Global Specialty Products
Sales in this group may have been strong in the first quarter, supported by performance in implants and biomaterials. Henry Schein is likely to have seen robust growth in BioHorizons Camlog in Germany, S.I.N. in Brazil and Biotech Dental in France. International implant sales may have benefited from solid underlying patient demand, established brands, as well as product support and education programs.
Meanwhile, the U.S. growth this year may have been supported by contributions from the S.I.N. value implant following its introduction in the fourth quarter of 2025.
Henry Schein’s endodontics business is likely to have benefited from an expanded sales reach through the U.S. distribution team. The Orthodontics component of the Specialty Products business has now stabilized and started to sell through the U.S. dental distribution channel. This is also expected to have made a positive impact on the company’s revenues in the first quarter.

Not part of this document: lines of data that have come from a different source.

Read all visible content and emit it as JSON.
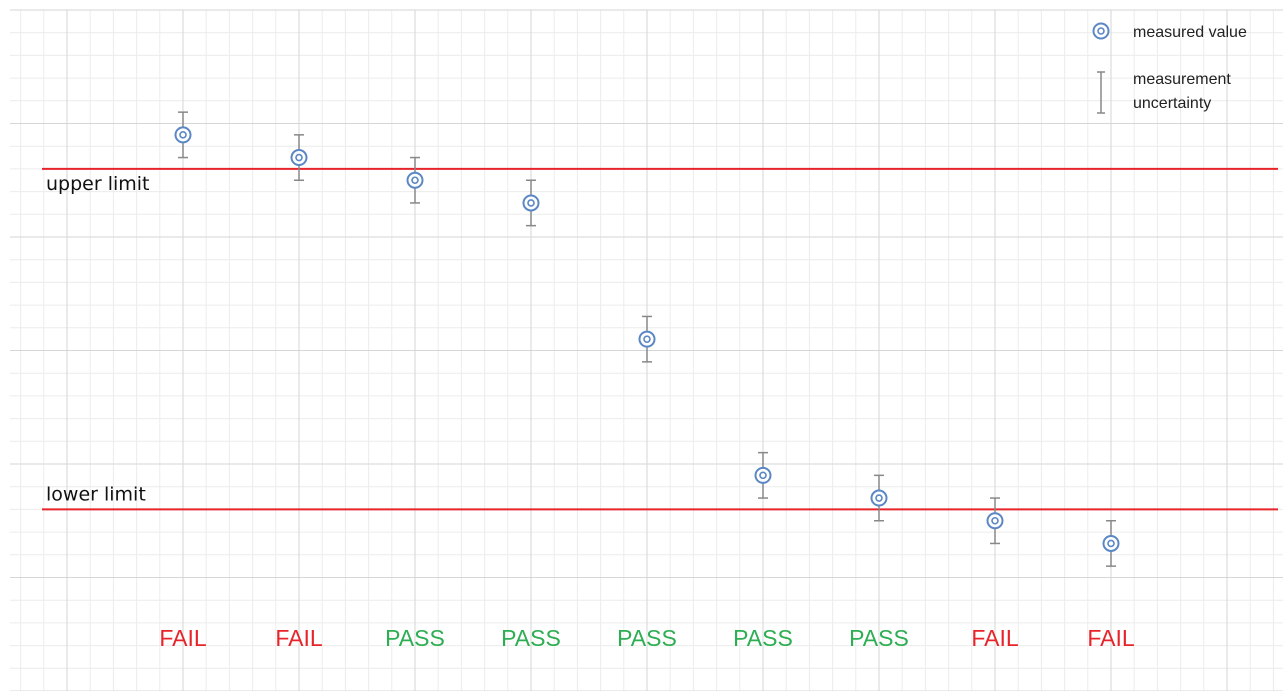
{
  "chart_data": {
    "type": "scatter",
    "x": [
      1,
      2,
      3,
      4,
      5,
      6,
      7,
      8,
      9
    ],
    "values": [
      8.9,
      8.7,
      8.5,
      8.3,
      7.1,
      5.9,
      5.7,
      5.5,
      5.3
    ],
    "uncertainty": [
      0.2,
      0.2,
      0.2,
      0.2,
      0.2,
      0.2,
      0.2,
      0.2,
      0.2
    ],
    "upper_limit": 8.6,
    "lower_limit": 5.6,
    "ylim": [
      4.0,
      10.0
    ],
    "xlim": [
      0,
      10.5
    ],
    "grid": true,
    "legend_position": "top-right",
    "colors": {
      "marker": "#5b87c4",
      "errorbar": "#888888",
      "limit_line": "#e8242b",
      "pass": "#2eae52",
      "fail": "#e8242b",
      "grid_major": "#d6d6d6",
      "grid_minor": "#ececec"
    },
    "annotations": {
      "upper_limit_label": "upper limit",
      "lower_limit_label": "lower limit"
    },
    "verdicts": [
      "FAIL",
      "FAIL",
      "PASS",
      "PASS",
      "PASS",
      "PASS",
      "PASS",
      "FAIL",
      "FAIL"
    ],
    "legend": {
      "marker_label": "measured value",
      "errorbar_label_line1": "measurement",
      "errorbar_label_line2": "uncertainty"
    }
  }
}
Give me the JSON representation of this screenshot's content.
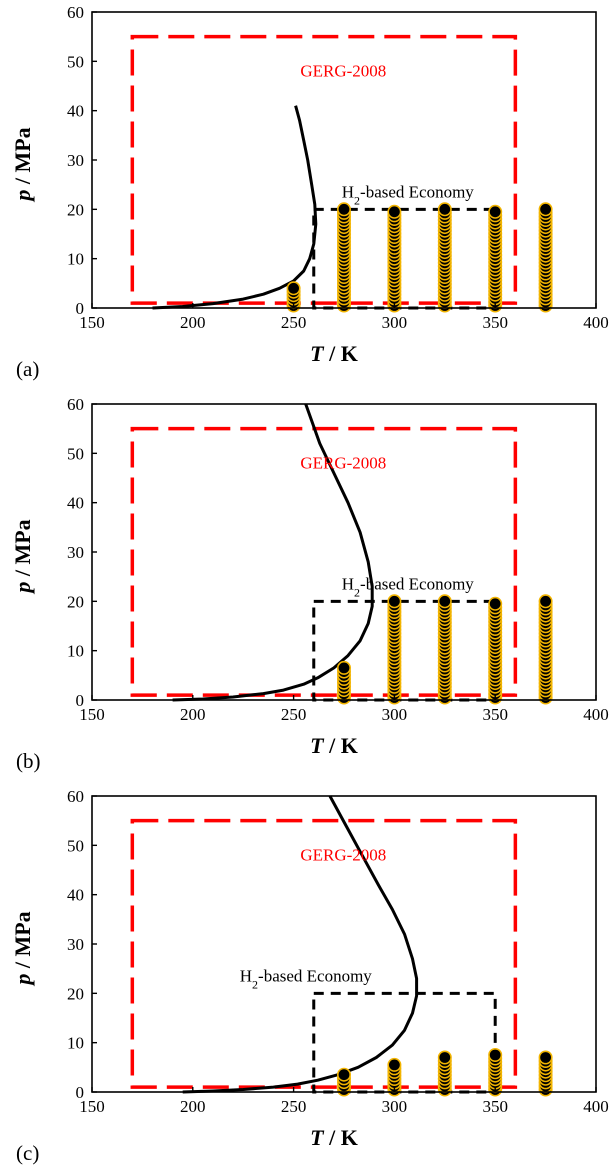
{
  "figure": {
    "colors": {
      "gerg_box": "#ff0000",
      "economy_box": "#000000",
      "curve": "#000000",
      "marker_fill": "#000000",
      "marker_edge": "#f2b400"
    }
  },
  "chart_data": [
    {
      "type": "scatter",
      "panel_label": "(a)",
      "xlabel_var": "T",
      "xlabel_unit": " / K",
      "ylabel_var": "p",
      "ylabel_unit": " / MPa",
      "xlim": [
        150,
        400
      ],
      "ylim": [
        0,
        60
      ],
      "xticks": [
        150,
        200,
        250,
        300,
        350,
        400
      ],
      "yticks": [
        0,
        10,
        20,
        30,
        40,
        50,
        60
      ],
      "grid": false,
      "gerg_box": {
        "label": "GERG-2008",
        "T": [
          170,
          360
        ],
        "p": [
          1,
          55
        ]
      },
      "economy_box": {
        "label_prefix": "H",
        "label_sub": "2",
        "label_suffix": "-based Economy",
        "T": [
          260,
          350
        ],
        "p": [
          0,
          20
        ]
      },
      "phase_curve": {
        "T": [
          180,
          195,
          210,
          225,
          235,
          243,
          250,
          255,
          258,
          260,
          261,
          260.5,
          259,
          257,
          255,
          253,
          251
        ],
        "p": [
          0,
          0.3,
          0.9,
          1.8,
          2.8,
          4.0,
          5.5,
          7.5,
          10,
          13,
          17,
          21,
          25,
          30,
          34,
          38,
          41
        ]
      },
      "series": [
        {
          "T": 250,
          "p_min": 0.5,
          "p_max": 4
        },
        {
          "T": 275,
          "p_min": 0.5,
          "p_max": 20
        },
        {
          "T": 300,
          "p_min": 0.5,
          "p_max": 19.5
        },
        {
          "T": 325,
          "p_min": 0.5,
          "p_max": 20
        },
        {
          "T": 350,
          "p_min": 0.5,
          "p_max": 19.5
        },
        {
          "T": 375,
          "p_min": 0.5,
          "p_max": 20
        }
      ]
    },
    {
      "type": "scatter",
      "panel_label": "(b)",
      "xlabel_var": "T",
      "xlabel_unit": " / K",
      "ylabel_var": "p",
      "ylabel_unit": " / MPa",
      "xlim": [
        150,
        400
      ],
      "ylim": [
        0,
        60
      ],
      "xticks": [
        150,
        200,
        250,
        300,
        350,
        400
      ],
      "yticks": [
        0,
        10,
        20,
        30,
        40,
        50,
        60
      ],
      "grid": false,
      "gerg_box": {
        "label": "GERG-2008",
        "T": [
          170,
          360
        ],
        "p": [
          1,
          55
        ]
      },
      "economy_box": {
        "label_prefix": "H",
        "label_sub": "2",
        "label_suffix": "-based Economy",
        "T": [
          260,
          350
        ],
        "p": [
          0,
          20
        ]
      },
      "phase_curve": {
        "T": [
          190,
          205,
          220,
          235,
          245,
          255,
          262,
          270,
          277,
          283,
          287,
          289,
          289,
          287,
          283,
          277,
          270,
          263,
          256
        ],
        "p": [
          0,
          0.2,
          0.6,
          1.3,
          2.0,
          3.2,
          4.5,
          6.5,
          9,
          12,
          15.5,
          19,
          23,
          28,
          34,
          40,
          46,
          52,
          60
        ]
      },
      "series": [
        {
          "T": 275,
          "p_min": 0.5,
          "p_max": 6.5
        },
        {
          "T": 300,
          "p_min": 0.5,
          "p_max": 20
        },
        {
          "T": 325,
          "p_min": 0.5,
          "p_max": 20
        },
        {
          "T": 350,
          "p_min": 0.5,
          "p_max": 19.5
        },
        {
          "T": 375,
          "p_min": 0.5,
          "p_max": 20
        }
      ]
    },
    {
      "type": "scatter",
      "panel_label": "(c)",
      "xlabel_var": "T",
      "xlabel_unit": " / K",
      "ylabel_var": "p",
      "ylabel_unit": " / MPa",
      "xlim": [
        150,
        400
      ],
      "ylim": [
        0,
        60
      ],
      "xticks": [
        150,
        200,
        250,
        300,
        350,
        400
      ],
      "yticks": [
        0,
        10,
        20,
        30,
        40,
        50,
        60
      ],
      "grid": false,
      "gerg_box": {
        "label": "GERG-2008",
        "T": [
          170,
          360
        ],
        "p": [
          1,
          55
        ]
      },
      "economy_box": {
        "label_prefix": "H",
        "label_sub": "2",
        "label_suffix": "-based Economy",
        "T": [
          260,
          350
        ],
        "p": [
          0,
          20
        ]
      },
      "phase_curve": {
        "T": [
          195,
          210,
          225,
          240,
          252,
          262,
          272,
          282,
          291,
          299,
          305,
          309,
          311,
          311,
          309,
          305,
          299,
          292,
          284,
          276,
          268
        ],
        "p": [
          0,
          0.2,
          0.5,
          1.0,
          1.6,
          2.4,
          3.5,
          5,
          7,
          9.5,
          12.5,
          16,
          19.5,
          23,
          27,
          32,
          37,
          42,
          48,
          54,
          60
        ]
      },
      "series": [
        {
          "T": 275,
          "p_min": 0.5,
          "p_max": 3.5
        },
        {
          "T": 300,
          "p_min": 0.5,
          "p_max": 5.5
        },
        {
          "T": 325,
          "p_min": 0.5,
          "p_max": 7
        },
        {
          "T": 350,
          "p_min": 0.5,
          "p_max": 7.5
        },
        {
          "T": 375,
          "p_min": 0.5,
          "p_max": 7
        }
      ]
    }
  ]
}
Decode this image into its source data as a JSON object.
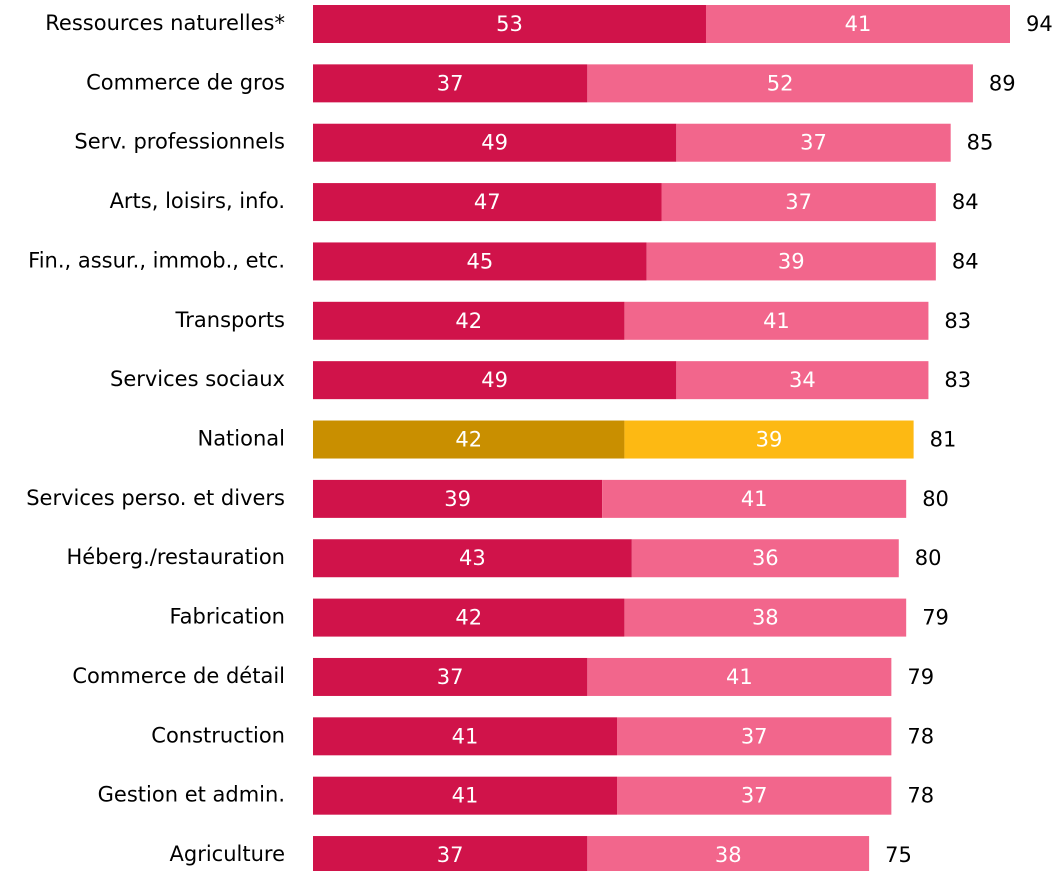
{
  "chart_data": {
    "type": "stacked-barh",
    "categories": [
      "Ressources naturelles*",
      "Commerce de gros",
      "Serv. professionnels",
      "Arts, loisirs, info.",
      "Fin., assur., immob., etc.",
      "Transports",
      "Services sociaux",
      "National",
      "Services perso. et divers",
      "Héberg./restauration",
      "Fabrication",
      "Commerce de détail",
      "Construction",
      "Gestion et admin.",
      "Agriculture"
    ],
    "series": [
      {
        "color": "#d0134a",
        "values": [
          53,
          37,
          49,
          47,
          45,
          42,
          49,
          42,
          39,
          43,
          42,
          37,
          41,
          41,
          37
        ]
      },
      {
        "color": "#f2668c",
        "values": [
          41,
          52,
          37,
          37,
          39,
          41,
          34,
          39,
          41,
          36,
          38,
          41,
          37,
          37,
          38
        ]
      }
    ],
    "totals": [
      94,
      89,
      85,
      84,
      84,
      83,
      83,
      81,
      80,
      80,
      79,
      79,
      78,
      78,
      75
    ],
    "highlight": "National",
    "highlight_colors": [
      "#c98f00",
      "#fdb913"
    ]
  }
}
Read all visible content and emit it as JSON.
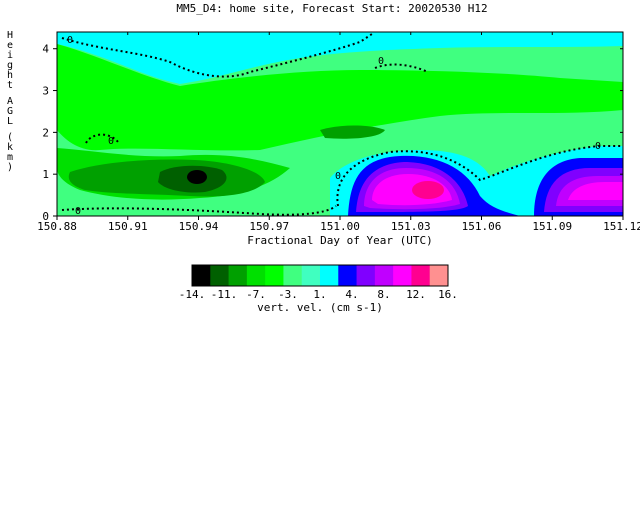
{
  "chart_data": {
    "type": "heatmap",
    "title": "MM5_D4: home site,  Forecast Start: 20020530 H12",
    "xlabel": "Fractional Day of Year (UTC)",
    "ylabel": "Height AGL (km)",
    "xlim": [
      150.88,
      151.12
    ],
    "ylim": [
      0,
      4.4
    ],
    "x_ticks": [
      "150.88",
      "150.91",
      "150.94",
      "150.97",
      "151.00",
      "151.03",
      "151.06",
      "151.09",
      "151.12"
    ],
    "y_ticks": [
      "0",
      "1",
      "2",
      "3",
      "4"
    ],
    "contour_labels": [
      "0",
      "0",
      "0",
      "0",
      "0",
      "0"
    ],
    "colorbar": {
      "label": "vert. vel. (cm s-1)",
      "tick_labels": [
        "-14.",
        "-11.",
        "-7.",
        "-3.",
        "1.",
        "4.",
        "8.",
        "12.",
        "16."
      ],
      "levels": [
        -14,
        -12.2,
        -10.4,
        -8.7,
        -6.9,
        -5.1,
        -3.3,
        -1.6,
        0.2,
        2,
        3.8,
        5.6,
        7.3,
        9.1,
        10.9,
        12.7,
        16
      ],
      "colors": [
        "#000000",
        "#006000",
        "#00a000",
        "#00e000",
        "#00ff00",
        "#40ff80",
        "#40ffc0",
        "#00ffff",
        "#0000ff",
        "#8000ff",
        "#c000ff",
        "#ff00ff",
        "#ff0090",
        "#ff9090"
      ]
    },
    "regions": [
      {
        "color": "#00ff00",
        "note": "broad band of weak downward motion near 1-2 km"
      },
      {
        "color": "#00a000",
        "note": "downdraft core near 150.94 at 0.9 km"
      },
      {
        "color": "#000000",
        "note": "strongest downdraft about -14 cm s-1"
      },
      {
        "color": "#ff00ff",
        "note": "updraft near 151.03 at 0.6 km, about 12 cm s-1"
      },
      {
        "color": "#ff00ff",
        "note": "updraft near 151.11 at 0.6 km"
      }
    ]
  }
}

Going by our model, Global Specialty Products’ revenues are expected to increase 10.6% year over year.
Global Technology
In the first quarter, the segment is likely to register strong growth in the core practice management solutions business, as well as in revenue cycle management solutions.
The previous quarter saw Henry Schein’s cloud-based customers rise by more than 20% year over year, primarily from new accounts. The company also surpassed 11,000 Dentrix Ascend and Dentally subscribers and aligned its subscription offerings to provide more comprehensive integrated solutions. These factors may have continued to drive growth in annual recurring SaaS subscription revenues and transactional services business in the first quarter.
Henry Schein is integrating its generative AI technology into Dentrix Ascend and Dentally through its partnership with Amazon Web Services. Other innovations, such as the Image Verify AI-powered quality assessment tool and a new forms workflow speeding up patients' record entry, are also expected to have positively impacted the segment’s revenues in the first quarter of 2026.
Our model estimates indicate that Global Technology revenues will grow 8.4% year over year.
What Our Model Suggests for HSIC
Per our proven model, a stock with a Zacks Rank #1 (Strong Buy), 2 (Buy) or 3 (Hold), along with a positive Earnings ESP, has a higher chance of beating estimates. This is exactly the case here, as you can see below:
Earnings ESP: Henry Schein has an Earnings ESP of +0.28%. You can uncover the best stocks to buy or sell before they’re reported with our Earnings ESP Filter.
Zacks Rank: The company currently carries a Zacks Rank #3. You can see the complete list of today’s Zacks Rank #1 stocks here.
Other Key MedTech Picks
Here are some other medical stocks worth considering, as these also have the right combination of elements to post an earnings beat this time:
Agenus (AGEN - Free Report) has an Earnings ESP of +7.69% and a Zacks Rank #1. The company is expected to release first-quarter 2026 results soon.
In the trailing four quarters, AGEN delivered an average surprise of 31.42%. The Zacks Consensus Estimate implies that the company’s first-quarter EPS will increase 289.3% from the year-ago quarter’s figure.
Encompass Health (EHC - Free Report) has an Earnings ESP of +0.17% and a Zacks Rank #2. The company is slated to release first-quarter 2026 results on April 30.
EHC’s earnings beat estimates in each of the trailing four quarters, the average surprise being 12.09%. The Zacks Consensus Estimate suggests that EHC’s first-quarter EPS will rise 10.2% from the year-ago reported figure.
The Ensign Group (ENSG - Free Report) has an Earnings ESP of +1.12% and a Zacks Rank #2. The company is expected to release first-quarter 2026 results soon.
ENSG’s earnings surpassed estimates in each of the trailing four quarters, the average surprise being 2.93%. The Zacks Consensus Estimate for the company’s first-quarter EPS calls for an increase of 17.8% from the year-ago quarter’s figure.